Several states go against the thesis that Democrats suffered especially badly in the suburbs as a whole, though Kotkin may be correct when it comes to the exurbs at the farthest reaches of, um, sprawl. Take Virginia, where Democrat Mark Warner was re-elected to the Senate by less than a percentage point. In Fairfax County, part of Washington’s suburbs, Warner got 58 percent, the same percentage that Democrat Terry McAuliffe got when he was elected governor in 2013—and significantly better than the 53 percent that John Kerry won a decade ago, when George W. Bush carried the state. It was in the rural southwest of the state where Warner crashed, finishing far behind Kerry’s 2004 percentages.

In Colorado, incumbent Democrat Mark Udall lost his Senate seat, but he won 47 or 48 percent in each of the three big suburban Denver counties (Adams, Arapahoe, and Jefferson). In these counties, he was down five to 10 points from his win in 2008, but he was down more than 10 points in many areas farther outside Denver’s orbit, such as Greeley’s Weld County and Grand Junction’s Mesa County.

Kotkin qualifies his claim that “suburban voters deserted the Democrats in droves” by noting, “The Democrats held on mostly to those peripheral areas that are very wealthy—such as Marin County, California or some D.C. suburban counties—or have large minority populations, particularly African-American.” (He doesn’t mention Pennsylvania, where Democrat Tom Wolf swept Philadelphia’s suburban counties while defeating incumbent Republican Tom Corbett.) But the whitest suburbs also tend to be farther from central cities, and distance may be the key factor here.
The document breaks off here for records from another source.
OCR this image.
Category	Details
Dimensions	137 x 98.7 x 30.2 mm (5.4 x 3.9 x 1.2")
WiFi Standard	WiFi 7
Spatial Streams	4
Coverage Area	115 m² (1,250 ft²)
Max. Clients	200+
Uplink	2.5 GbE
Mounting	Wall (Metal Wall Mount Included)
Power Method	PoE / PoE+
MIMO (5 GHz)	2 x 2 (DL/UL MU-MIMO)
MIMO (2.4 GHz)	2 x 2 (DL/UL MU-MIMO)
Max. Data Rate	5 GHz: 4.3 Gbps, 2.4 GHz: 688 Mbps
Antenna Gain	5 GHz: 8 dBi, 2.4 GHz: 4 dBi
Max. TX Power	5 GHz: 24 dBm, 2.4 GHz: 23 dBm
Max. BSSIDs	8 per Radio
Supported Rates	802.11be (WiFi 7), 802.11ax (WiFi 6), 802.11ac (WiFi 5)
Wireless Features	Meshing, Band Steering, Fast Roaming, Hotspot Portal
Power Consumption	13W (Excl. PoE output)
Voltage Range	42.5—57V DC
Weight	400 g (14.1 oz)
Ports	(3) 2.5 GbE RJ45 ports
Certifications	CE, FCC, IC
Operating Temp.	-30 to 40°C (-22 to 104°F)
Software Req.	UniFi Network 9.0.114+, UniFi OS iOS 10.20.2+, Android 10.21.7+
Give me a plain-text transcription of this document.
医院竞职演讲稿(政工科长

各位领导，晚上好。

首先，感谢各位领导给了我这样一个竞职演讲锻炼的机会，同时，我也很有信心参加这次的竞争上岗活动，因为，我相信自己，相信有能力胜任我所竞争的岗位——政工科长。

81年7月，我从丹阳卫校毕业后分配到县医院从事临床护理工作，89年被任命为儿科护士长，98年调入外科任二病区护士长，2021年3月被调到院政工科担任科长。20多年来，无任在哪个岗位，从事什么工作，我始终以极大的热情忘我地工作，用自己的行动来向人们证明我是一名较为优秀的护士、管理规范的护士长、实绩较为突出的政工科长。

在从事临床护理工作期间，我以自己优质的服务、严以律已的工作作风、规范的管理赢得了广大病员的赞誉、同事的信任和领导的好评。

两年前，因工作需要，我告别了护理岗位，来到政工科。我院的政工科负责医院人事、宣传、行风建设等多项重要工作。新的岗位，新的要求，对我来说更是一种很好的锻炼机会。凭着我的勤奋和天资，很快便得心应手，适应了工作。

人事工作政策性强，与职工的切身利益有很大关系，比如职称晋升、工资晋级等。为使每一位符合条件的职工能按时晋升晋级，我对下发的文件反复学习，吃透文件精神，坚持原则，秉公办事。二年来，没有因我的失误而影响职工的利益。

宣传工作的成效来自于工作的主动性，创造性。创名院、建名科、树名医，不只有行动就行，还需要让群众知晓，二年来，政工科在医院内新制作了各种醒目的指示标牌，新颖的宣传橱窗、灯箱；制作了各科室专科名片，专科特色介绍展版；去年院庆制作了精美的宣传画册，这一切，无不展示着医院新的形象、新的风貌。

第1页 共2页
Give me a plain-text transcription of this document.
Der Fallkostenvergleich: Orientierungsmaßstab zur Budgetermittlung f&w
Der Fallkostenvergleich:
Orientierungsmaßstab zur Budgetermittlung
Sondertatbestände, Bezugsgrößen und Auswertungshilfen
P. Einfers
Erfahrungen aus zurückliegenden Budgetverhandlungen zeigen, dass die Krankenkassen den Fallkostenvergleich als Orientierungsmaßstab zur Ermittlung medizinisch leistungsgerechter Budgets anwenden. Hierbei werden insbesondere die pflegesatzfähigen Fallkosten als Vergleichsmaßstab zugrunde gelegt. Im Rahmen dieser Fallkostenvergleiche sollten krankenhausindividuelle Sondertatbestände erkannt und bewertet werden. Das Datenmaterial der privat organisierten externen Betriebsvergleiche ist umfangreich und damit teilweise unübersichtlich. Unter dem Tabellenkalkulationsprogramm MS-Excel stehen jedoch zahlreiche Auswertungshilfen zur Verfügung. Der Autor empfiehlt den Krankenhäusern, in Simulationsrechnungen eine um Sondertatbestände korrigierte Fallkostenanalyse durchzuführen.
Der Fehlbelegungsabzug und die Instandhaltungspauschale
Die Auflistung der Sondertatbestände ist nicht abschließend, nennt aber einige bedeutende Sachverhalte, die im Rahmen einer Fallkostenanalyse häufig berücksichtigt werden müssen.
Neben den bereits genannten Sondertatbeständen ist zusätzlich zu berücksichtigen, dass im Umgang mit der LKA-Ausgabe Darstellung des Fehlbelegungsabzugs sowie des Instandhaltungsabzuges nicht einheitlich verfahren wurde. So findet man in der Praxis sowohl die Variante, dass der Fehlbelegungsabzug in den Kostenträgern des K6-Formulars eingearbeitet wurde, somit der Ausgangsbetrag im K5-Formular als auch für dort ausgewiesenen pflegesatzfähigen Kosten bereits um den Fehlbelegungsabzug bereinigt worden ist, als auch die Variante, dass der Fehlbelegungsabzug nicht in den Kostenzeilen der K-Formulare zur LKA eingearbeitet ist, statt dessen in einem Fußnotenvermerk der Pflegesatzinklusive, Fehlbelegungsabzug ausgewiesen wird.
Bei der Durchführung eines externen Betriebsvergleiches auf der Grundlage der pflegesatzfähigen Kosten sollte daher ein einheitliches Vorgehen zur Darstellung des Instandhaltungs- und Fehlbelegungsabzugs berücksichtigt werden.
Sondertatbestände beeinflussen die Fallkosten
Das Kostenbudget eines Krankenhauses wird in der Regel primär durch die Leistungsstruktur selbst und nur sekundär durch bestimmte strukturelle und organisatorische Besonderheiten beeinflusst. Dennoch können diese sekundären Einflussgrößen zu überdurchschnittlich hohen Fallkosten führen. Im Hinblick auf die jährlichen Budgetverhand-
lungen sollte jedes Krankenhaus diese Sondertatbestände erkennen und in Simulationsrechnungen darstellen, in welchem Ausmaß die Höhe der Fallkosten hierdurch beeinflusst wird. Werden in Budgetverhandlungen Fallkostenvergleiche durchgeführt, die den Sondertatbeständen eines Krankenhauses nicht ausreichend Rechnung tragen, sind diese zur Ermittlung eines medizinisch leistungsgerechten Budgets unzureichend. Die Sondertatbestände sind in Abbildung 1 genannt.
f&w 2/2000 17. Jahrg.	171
Exurban voters may have turned against the Democrats on cultural issues (gun control, gay marriage, etc.), but that doesn’t mean votes in older and more densely populated suburbs will follow suit.

Backlash against the creative class

There is a possible reason for a backlash against Democrats not only in exurban and rural areas, but also in smaller cities. It’s in the headline of a Washington Post piece by Jim Tankersley: “Big cities are dominating the recovery, leaving the rest of America behind.” Tankersley has the numbers:

As of the third quarter of this year, according to a Brookings analysis of Moody’s Analytics data, America’s 100 largest metro areas were collectively 1.3 million jobs over their pre-recession peak. All the other parts of the country, combined, were still 300,000 jobs below peak. That’s a 1.5 percent gain for the big metros and a 0.7 percent loss for everywhere else.

The Democratic Party is strongly associated with big-city, creative-class economies that can’t be replicated in more than a handful of places, and Chicago’s Barack Obama fits with that image. So do San Francisco’s Nancy Pelosi, New York’s Hillary Clinton, and Boston’s Elizabeth Warren. That might not be a problem if the Democrats had a well-publicized agenda on how to tackle wage stagnation and lingering unemployment everywhere else, but they’ve made little progress on this front (see “The Internet Beats Inequality”), and resentment toward the big cities may have hurt them this year.

In Wisconsin, for example, Republican Gov. Scott Walker won overwhelmingly in the suburban counties around Milwaukee, but that metro area has long had one of the deepest urban-suburban political divides in America. Walker instead clinched victory in smaller metro areas like Eau Claire, Green Bay, and Oshkosh, where he ran well ahead of the Democrats’ winning percentages of eight years ago. There was a similar pattern in Illinois, where Republican Bruce Rauner defeated the Democratic incumbent by winning big in the Peoria, Rockford, and Springfield areas.

Older cities left behind in the economic recovery hurt the Democrats badly this year, and they’re the biggest threat to a presidential win in 2016. By contrast, newly built suburbs have always leaned Republican, and a pro-environment image—including its fight against sprawl—is the Democratic Party’s strongest asset in suburbia.